Vitesses autorisées:

Camions: 30 km.

Tourismes (sic): 50 km.

(Arrêté municipal du 8 décembre 1937).

Ce texte pourrait faire croire là certains automobilistes facétieux qu'ils risquent d'attraper une contravention, si leur allure est trop modérée. Ici-bas, il faut savoir lire entre les lignes: Maxima est le mot sous-entendu qu'il faut deviner.

Les « touristes » sont à l'honneur, mais pour bien admirer les beautés de notre ville aux rues étroites et mal pavées, la vitesse de 50 km heure sans nul doute est excessive, d'autant plus que le bâton blanc des agents n'a pas encore été inauguré dans les carrefours dangereux.

La précipitation ne saurait être reprochée à ceux qui furent chargés de l' ampliation de l'arrêté susmentionné. C'est plus de dix ans après sa parution que les pancartes furent placées. Ce délai permit au scripteur municipal d'étudier le texte avec un soin particulier. Peut-être est-ce pour cela que contrairement à ce qui figure sur les bornes kilométriques, le mot kilomètre est correctement écrit en abréviation.

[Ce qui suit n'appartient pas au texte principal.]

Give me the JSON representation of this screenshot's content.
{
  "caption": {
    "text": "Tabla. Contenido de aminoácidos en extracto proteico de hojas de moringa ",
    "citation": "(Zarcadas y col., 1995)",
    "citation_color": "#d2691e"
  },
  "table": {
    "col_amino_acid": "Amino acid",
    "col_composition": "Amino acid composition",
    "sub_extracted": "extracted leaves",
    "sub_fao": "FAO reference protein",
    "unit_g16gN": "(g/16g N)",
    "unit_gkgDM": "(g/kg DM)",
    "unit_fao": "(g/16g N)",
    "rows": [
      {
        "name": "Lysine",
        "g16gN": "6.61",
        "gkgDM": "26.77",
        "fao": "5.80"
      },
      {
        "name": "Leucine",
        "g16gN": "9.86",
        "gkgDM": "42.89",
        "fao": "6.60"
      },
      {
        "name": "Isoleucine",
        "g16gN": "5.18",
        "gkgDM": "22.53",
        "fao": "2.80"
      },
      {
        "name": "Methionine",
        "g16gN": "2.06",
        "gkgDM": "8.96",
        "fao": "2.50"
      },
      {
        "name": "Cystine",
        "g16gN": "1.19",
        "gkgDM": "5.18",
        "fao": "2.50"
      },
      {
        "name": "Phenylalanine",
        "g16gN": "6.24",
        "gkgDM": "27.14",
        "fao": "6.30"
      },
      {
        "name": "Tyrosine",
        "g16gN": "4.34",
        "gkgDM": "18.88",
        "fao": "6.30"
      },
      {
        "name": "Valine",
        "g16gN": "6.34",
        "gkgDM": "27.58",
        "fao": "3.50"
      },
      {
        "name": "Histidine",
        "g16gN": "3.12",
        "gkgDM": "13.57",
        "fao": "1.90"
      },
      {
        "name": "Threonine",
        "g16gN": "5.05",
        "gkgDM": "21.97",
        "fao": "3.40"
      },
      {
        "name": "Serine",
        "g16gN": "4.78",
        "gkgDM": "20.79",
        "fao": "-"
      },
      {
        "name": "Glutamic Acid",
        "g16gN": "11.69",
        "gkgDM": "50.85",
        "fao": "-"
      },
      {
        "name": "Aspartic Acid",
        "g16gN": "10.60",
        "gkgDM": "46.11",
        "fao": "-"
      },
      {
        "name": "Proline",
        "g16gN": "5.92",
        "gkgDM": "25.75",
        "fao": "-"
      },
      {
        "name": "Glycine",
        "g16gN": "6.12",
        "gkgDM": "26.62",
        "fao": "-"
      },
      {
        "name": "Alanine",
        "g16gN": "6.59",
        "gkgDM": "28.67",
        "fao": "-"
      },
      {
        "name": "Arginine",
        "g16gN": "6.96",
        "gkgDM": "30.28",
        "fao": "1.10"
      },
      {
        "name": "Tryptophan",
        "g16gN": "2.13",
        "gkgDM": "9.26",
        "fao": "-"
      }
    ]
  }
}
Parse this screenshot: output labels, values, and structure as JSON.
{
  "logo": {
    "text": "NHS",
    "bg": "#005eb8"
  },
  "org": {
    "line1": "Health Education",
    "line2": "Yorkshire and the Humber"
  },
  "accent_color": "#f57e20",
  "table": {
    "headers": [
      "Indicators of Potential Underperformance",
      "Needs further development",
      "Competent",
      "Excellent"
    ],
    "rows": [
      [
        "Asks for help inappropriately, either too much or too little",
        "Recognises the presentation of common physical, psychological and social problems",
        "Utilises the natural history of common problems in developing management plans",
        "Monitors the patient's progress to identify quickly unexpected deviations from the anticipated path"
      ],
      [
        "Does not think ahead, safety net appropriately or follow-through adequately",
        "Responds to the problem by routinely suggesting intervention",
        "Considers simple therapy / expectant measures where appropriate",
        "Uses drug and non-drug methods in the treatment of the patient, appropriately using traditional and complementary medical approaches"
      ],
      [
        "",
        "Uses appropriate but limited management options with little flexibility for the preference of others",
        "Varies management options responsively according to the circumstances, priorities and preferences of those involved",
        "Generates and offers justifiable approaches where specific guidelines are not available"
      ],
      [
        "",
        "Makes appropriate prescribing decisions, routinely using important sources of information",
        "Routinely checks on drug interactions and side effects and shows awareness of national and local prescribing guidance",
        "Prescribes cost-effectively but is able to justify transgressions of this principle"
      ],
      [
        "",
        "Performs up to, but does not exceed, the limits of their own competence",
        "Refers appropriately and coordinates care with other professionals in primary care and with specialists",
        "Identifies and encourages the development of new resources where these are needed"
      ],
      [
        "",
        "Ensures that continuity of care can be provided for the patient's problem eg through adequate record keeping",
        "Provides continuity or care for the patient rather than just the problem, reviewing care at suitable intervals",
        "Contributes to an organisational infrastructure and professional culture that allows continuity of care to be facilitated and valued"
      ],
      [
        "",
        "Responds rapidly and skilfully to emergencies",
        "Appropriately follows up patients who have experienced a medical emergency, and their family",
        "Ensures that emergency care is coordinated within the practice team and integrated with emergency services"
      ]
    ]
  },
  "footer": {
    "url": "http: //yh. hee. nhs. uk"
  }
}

S'il fallait accorder quelque crédit aux bruits qui circulent, depuis que les panneaux ont été plantés, pas un procès n'aurait été dressé ! La sagesse des automobilistes ne saurait cependant être invoquée pour expliquer cette passivité. Quotidiennement il est loisible de le constater.

Peut-être une nouvelle période de dix années sera-t-elle nécessaire avant que les excès de vitesse soient sanctionnés.

Rien ne sert de fabriquer des arrêtés dans le dessein d'assurer- s la sécurité des administrés qui se déplacent à la force du mollet, si ces arrêtés ne doivent jamais être appliqués.